Des femmes, sans habits, sont agglutinées dans une salle blanche et froide. Au dessus d'elles, des pommes de douches : on devine avec horreur ce qui va se passer. La lumière s'éteint brusquement, elles crient, la lumière se rallume. Premier "gag" (blague, tromperie, pirouette dramaturgique, manipulation des émotions du spectateur... Peu importe le nom qu'on donne à cet évènement, je l’appellerais "gag"), d'importance mineure, on ne bronche pas. Puis, c'est le drame: plan rapproché sur les pommes de douches, ça y est, c'est la fin. Mais, lors d'un plan d’ensemble au niveau du plafond, ce n'est que de l'eau qui sortira de ces prétendues machines de mort, au grand soulagement du spectateur. Ouf. "On l'a échappé belle". Là, ça ne passe pas : comment peut on réduire le génocide nazi à un tel « coup du sort » ? Comment peut on parler d'échappée belle (ou même d'échappée tout court...) dans une chose comme les massacres organisés de la Shoa ? Énorme maladresse, boulette monumentale, et ce n'est pas la seule du film (mais c'est clairement la plus polémique). L'explication de la présence fréquente de ces gaffes se trouve peut être dans une hypothétique confusion de Spielberg, qui a débuté le tournage de La Liste de Shindler alors qu'il terminait la postproduction de Jurassic Park.

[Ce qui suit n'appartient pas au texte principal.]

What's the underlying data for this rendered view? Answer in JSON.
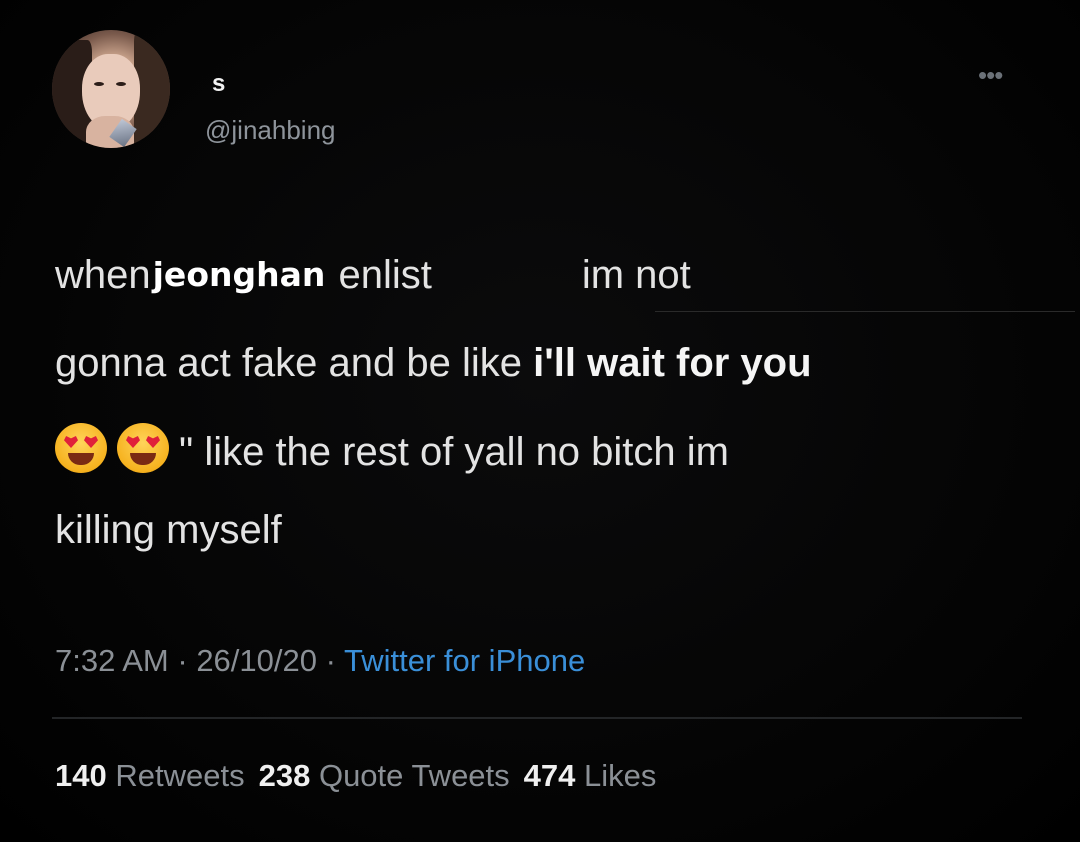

Néanmoins, ces gags morbides plus ou moins pardonnables s'inscrivent, paradoxalement, dans un propos et enjeu esthétique d'une grande noblesse : celui de la dissociation du nazisme (l'idéologie) et du nazi (l'être humain), celui de l'incompatibilité entre l'homme (objet de nuances par excellence) et cet absolu barbare.
En témoigne le personnage d'Oscar Shindler, assez peu nuancé mais symboliquement important (il porte l'uniforme nazi, il ne l'est pas pour autant) : le noir et blanc (splendide) de Janutz Kaminsky, tout en contrastes et nuances, lui donne une dimension ambiguë (bien que les intentions d'Oscar Schindler soient rapidement discernables, l'explication de celles-ci ne sera jamais dévoilée explicitement), renforçant alors l’opposition entre l'humanité du personnage et le concept que son uniforme représente.
Le négatif exact d'Oscar Schindler, Amon Goethe (immense Ralph Viennes), agit en revanche selon une logique qui échappe complètement au spectateur : le tiraillement constant entre la cruauté absolu que prône son idéologie et son humanité naturelle le rend complètement fou, d'où un comportement définitivement bipolaire. Là où Oscar Schindler était la victoire de l'homme sur le nazisme (son uniforme n'est plus qu'un simple déguisement complètement inepte), Amon Goethe est un personnage engendré par une dégénérescence, celle résultant de l'incompatibilité de son idéologie avec sa nature humaine.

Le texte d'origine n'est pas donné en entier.